Let f be a twice-differentiable function defined on the interval -1.2 less than or equal to x less than or equal to 3.2 with f(1)=2.  The graph of f', the derivative of f, is shown on the right.  The graph of f' crosses the x-axis at x=-1 and x=3 and has a horizontal tangent at x=2. Let g be the function given by g(x)=e^(f(x)).  1.  Write an equation for the line tangent to the graph of g at x=1.     2. For -1.2 is less than or equal to x is less than or equal to 3.2, find all values of x at which g has a local maximum.  Justify your answer.  3. The second derivative of g is g''(x)=x^(f(x)) [(f'(x))^2 + f''(x)].  Is g''(-1) positive, negative, or zero?  Justify your answer.   4. Find the average rate of change of g', the derivative of g, over the interval [1,3].

Explain Bot · Answer

To answer these questions, we need to follow a step-by-step approach. Let's break down each question and explain how to find the answer. 1. Write an equation for the line tangent to the graph of g at x=1: To find the equation for the tangent line at x=1, we first need to find the value of g'(1), which represents the slope of the tangent line. Recall that g(x) = e^(f(x)). The derivative of g(x) with respect to x, denoted as g'(x), can be found by applying the chain rule: g'(x) = f'(x) * e^(f(x)). Since we are looking for g'(1), we need to find f'(1) and substitute it into the equation g'(x) = f'(x) * e^(f(x)). 2. Find all values of x at which g has a local maximum: To find the local maximum of g, we need to locate the critical points where g'(x) = 0 or g'(x) is undefined. Since we know that g'(x) = f'(x) * e^(f(x)), we need to find the values of x where f'(x) = 0 or f'(x) is undefined.

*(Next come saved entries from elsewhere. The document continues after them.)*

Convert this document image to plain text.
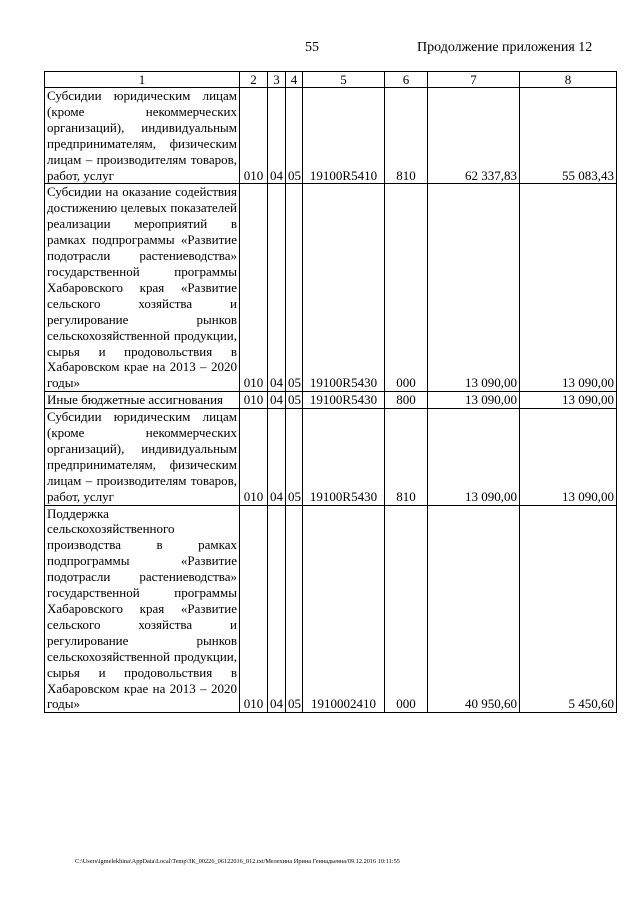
55	Продолжение приложения 12
1	2	3	4	5	6	7	8

Субсидии юридическим лицам (кроме некоммерческих организаций), индивидуальным предпринимателям, физическим лицам – производителям товаров, работ, услуг	010	04	05	19100R5410	810	62 337,83	55 083,43

Субсидии на оказание содействия достижению целевых показателей реализации мероприятий в рамках подпрограммы «Развитие подотрасли растениеводства» государственной программы Хабаровского края «Развитие сельского хозяйства и регулирование рынков сельскохозяйственной продукции, сырья и продовольствия в Хабаровском крае на 2013 – 2020 годы»	010	04	05	19100R5430	000	13 090,00	13 090,00

Иные бюджетные ассигнования	010	04	05	19100R5430	800	13 090,00	13 090,00

Субсидии юридическим лицам (кроме некоммерческих организаций), индивидуальным предпринимателям, физическим лицам – производителям товаров, работ, услуг	010	04	05	19100R5430	810	13 090,00	13 090,00

Поддержка сельскохозяйственного производства в рамках подпрограммы «Развитие подотрасли растениеводства» государственной программы Хабаровского края «Развитие сельского хозяйства и регулирование рынков сельскохозяйственной продукции, сырья и продовольствия в Хабаровском крае на 2013 – 2020 годы»	010	04	05	1910002410	000	40 950,60	5 450,60
C:\Users\igmelekhina\AppData\Local\Temp\ЗК_00226_06122016_012.txt/Мелехина Ирина Геннадьевна/09.12.2016 10:11:55
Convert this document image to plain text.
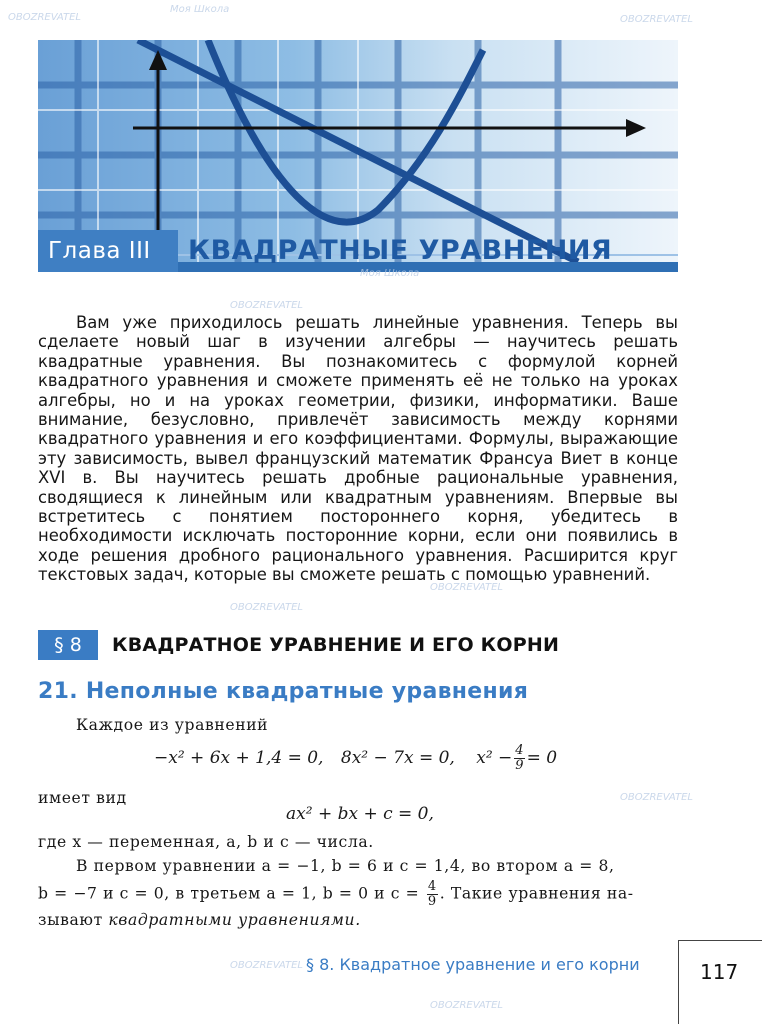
Глава III	КВАДРАТНЫЕ УРАВНЕНИЯ
Вам уже приходилось решать линейные уравнения. Теперь вы сделаете новый шаг в изучении алгебры — научитесь решать квадратные уравнения. Вы познакомитесь с формулой корней квадратного уравнения и сможете применять её не только на уроках алгебры, но и на уроках геометрии, физики, информатики. Ваше внимание, безусловно, привлечёт зависимость между корнями квадратного уравнения и его коэффициентами. Формулы, выражающие эту зависимость, вывел французский математик Франсуа Виет в конце XVI в. Вы научитесь решать дробные рациональные уравнения, сводящиеся к линейным или квадратным уравнениям. Впервые вы встретитесь с понятием постороннего корня, убедитесь в необходимости исключать посторонние корни, если они появились в ходе решения дробного рационального уравнения. Расширится круг текстовых задач, которые вы сможете решать с помощью уравнений.
§ 8	КВАДРАТНОЕ УРАВНЕНИЕ И ЕГО КОРНИ
21. Неполные квадратные уравнения
Каждое из уравнений
−x² + 6x + 1,4 = 0, 8x² − 7x = 0, $x^2 - \frac{4}{9} = 0$
имеет вид
ax² + bx + c = 0,
где x — переменная, a, b и c — числа.
В первом уравнении a = −1, b = 6 и c = 1,4, во втором a = 8,
b = −7 и c = 0, в третьем a = 1, b = 0 и $c = \frac{4}{9}$ . Такие уравнения на-
зывают квадратными уравнениями.
§ 8. Квадратное уравнение и его корни	117
OBOZREVATEL
Моя Школа
OBOZREVATEL
OBOZREVATEL
Моя Школа
OBOZREVATEL
OBOZREVATEL
OBOZREVATEL
OBOZREVATEL
OBOZREVATEL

From the given information, we know that f' crosses the x-axis at x=-1 and x=3, which are the points where f'(x) = 0. So, those points are potential candidates for local maxima. 3. Determine if g''(-1) is positive, negative, or zero: To find g''(x), we are given the formula g''(x) = x^(f(x)) * [(f'(x))^2 + f''(x)]. We need to evaluate g''(-1), so we substitute x = -1 into this formula and calculate the value. Depending on whether this value is positive, negative, or zero, we can determine the sign of g''(-1). 4. Find the average rate of change of g' over the interval [1,3]: To find the average rate of change of g' over the interval [1,3], we need to calculate the difference between g'(3) and g'(1), and then divide it by the difference between 3 and 1 (which is the width of the interval [1,3]). The average rate of change of g' can be interpreted as the slope of the secant line between the points (1, g'(1)) and (3, g'(3)). Please note that these explanations outline the general approach to answering the questions. To get the specific numeric answers, you would need to use the given information and make calculations accordingly.